Lo malo del insomnio ―además del insomnio en sí mismo― es que cuando logras conciliar el sueño, después de una horda de pensamientos que fueron y vinieron treinta veces, ya es demasiado tarde porque empieza a amanecer, o faltan pocas horas para, o te tocan el timbre con la lógica de que tendrías que estar calentando el baño para la ducha previa a salir a trabajar.

―¿Quién es?

―¡Yo! ―Chino habla desde el otro lado y Peter abre la puerta tras un bostezo―. ¿Cómo andás? ―él ya está cambiado con camisa, pantalón y zapatos. Los anteojos negros le cuelgan del cuello abierto de la camisa y en los bolsillos del pantalón tiene el celular y el handy―. ¿Por qué seguís en calzones?

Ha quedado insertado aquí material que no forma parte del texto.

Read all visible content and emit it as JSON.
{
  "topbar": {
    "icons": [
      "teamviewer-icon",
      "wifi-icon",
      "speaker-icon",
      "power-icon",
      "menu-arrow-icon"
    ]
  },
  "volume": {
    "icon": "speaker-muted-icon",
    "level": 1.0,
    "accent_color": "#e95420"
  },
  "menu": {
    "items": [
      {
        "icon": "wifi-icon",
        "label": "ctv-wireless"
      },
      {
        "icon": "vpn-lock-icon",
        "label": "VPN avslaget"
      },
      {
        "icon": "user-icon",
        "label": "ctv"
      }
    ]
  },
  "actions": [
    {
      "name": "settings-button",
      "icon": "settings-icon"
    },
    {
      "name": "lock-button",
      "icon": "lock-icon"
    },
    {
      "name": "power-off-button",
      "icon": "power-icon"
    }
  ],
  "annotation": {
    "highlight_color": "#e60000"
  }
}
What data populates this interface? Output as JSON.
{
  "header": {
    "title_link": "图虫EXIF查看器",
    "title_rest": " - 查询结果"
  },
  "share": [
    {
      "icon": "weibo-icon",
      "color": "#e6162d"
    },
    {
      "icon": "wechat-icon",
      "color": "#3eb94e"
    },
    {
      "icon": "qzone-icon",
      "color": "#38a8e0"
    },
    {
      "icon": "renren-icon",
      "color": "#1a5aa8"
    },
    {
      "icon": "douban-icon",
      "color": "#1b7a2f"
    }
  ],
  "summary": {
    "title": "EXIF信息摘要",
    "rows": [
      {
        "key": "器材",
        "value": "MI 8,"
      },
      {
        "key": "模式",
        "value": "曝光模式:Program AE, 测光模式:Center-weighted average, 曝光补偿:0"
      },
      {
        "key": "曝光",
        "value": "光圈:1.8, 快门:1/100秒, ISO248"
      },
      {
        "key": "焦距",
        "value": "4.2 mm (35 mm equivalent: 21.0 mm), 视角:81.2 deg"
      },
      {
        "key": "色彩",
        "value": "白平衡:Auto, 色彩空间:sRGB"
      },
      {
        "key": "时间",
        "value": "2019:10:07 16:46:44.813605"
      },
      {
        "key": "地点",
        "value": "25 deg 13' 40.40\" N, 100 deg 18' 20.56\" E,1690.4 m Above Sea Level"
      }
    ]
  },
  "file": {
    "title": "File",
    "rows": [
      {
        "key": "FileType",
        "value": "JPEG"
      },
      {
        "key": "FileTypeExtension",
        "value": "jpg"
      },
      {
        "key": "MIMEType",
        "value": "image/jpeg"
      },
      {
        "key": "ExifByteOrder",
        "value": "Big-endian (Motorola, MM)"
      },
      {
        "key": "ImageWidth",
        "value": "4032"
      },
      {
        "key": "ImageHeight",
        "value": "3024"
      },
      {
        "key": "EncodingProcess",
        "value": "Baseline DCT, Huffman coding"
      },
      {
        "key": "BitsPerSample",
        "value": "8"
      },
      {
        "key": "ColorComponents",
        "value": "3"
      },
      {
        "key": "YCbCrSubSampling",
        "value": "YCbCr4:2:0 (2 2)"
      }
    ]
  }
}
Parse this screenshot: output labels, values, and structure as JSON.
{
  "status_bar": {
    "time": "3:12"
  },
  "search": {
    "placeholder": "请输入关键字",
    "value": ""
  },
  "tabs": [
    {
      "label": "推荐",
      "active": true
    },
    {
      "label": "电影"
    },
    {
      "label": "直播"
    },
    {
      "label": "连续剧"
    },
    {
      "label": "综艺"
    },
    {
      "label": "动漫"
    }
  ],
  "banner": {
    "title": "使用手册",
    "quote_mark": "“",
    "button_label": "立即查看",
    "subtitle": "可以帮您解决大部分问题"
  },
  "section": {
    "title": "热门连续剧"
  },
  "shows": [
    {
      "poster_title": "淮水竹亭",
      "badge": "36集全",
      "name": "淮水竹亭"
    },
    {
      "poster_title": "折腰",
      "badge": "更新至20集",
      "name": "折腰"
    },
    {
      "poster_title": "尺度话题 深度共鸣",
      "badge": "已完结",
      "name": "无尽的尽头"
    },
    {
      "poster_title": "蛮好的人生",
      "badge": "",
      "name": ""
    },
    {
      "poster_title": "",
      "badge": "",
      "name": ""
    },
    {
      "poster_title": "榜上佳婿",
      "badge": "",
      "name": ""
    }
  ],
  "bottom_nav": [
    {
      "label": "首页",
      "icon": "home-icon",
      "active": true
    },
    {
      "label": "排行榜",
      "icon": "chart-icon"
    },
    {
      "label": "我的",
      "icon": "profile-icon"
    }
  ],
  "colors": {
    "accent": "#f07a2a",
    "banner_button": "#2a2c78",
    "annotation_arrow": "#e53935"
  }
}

―Porque estaba durmiendo. ¿Qué hora es?

―Cinco y media.

―¿Y qué hacés a las cinco y media en mi casa, Chino? ―se queja porque tiene sueño y también porque está enojado por no haberse podido dormir antes.

―Necesito contarte algo. Me mandé una cagada ―queda tieso en el medio del living y lo mira panicoso. Peter cierra la puerta despacio, vuelve a bostezar, se sacude el pelo y espera.

―Podés empezar a hablar, eh ―le pide ante su silencio que dura más de un minuto.

―Ah, pensé que estabas por hacer algún ritual. Te quedaste muy quieto. Bueno... ―cierra los ojos y exhala―. Anoche no dormí en casa.

―¿Cómo?

―Viste que todos los miércoles me junto con los pibes a jugar a la pelota. Bueno, después fuimos a comer, después fuimos a apostar...

―Chino... ―lo interrumpe porque sabe cómo continúa la historia.

―Ya sé ―pero él se compunge y se sienta en un sillón individual―. Jugamos, apostamos... un montón. Y cuando me quise acordar eran las cuatro de la mañana, no le respondí ningún mensaje a Úrsula y tengo miedo de entrar a casa porque lo único que imagino es la valija lista al otro lado de la puerta.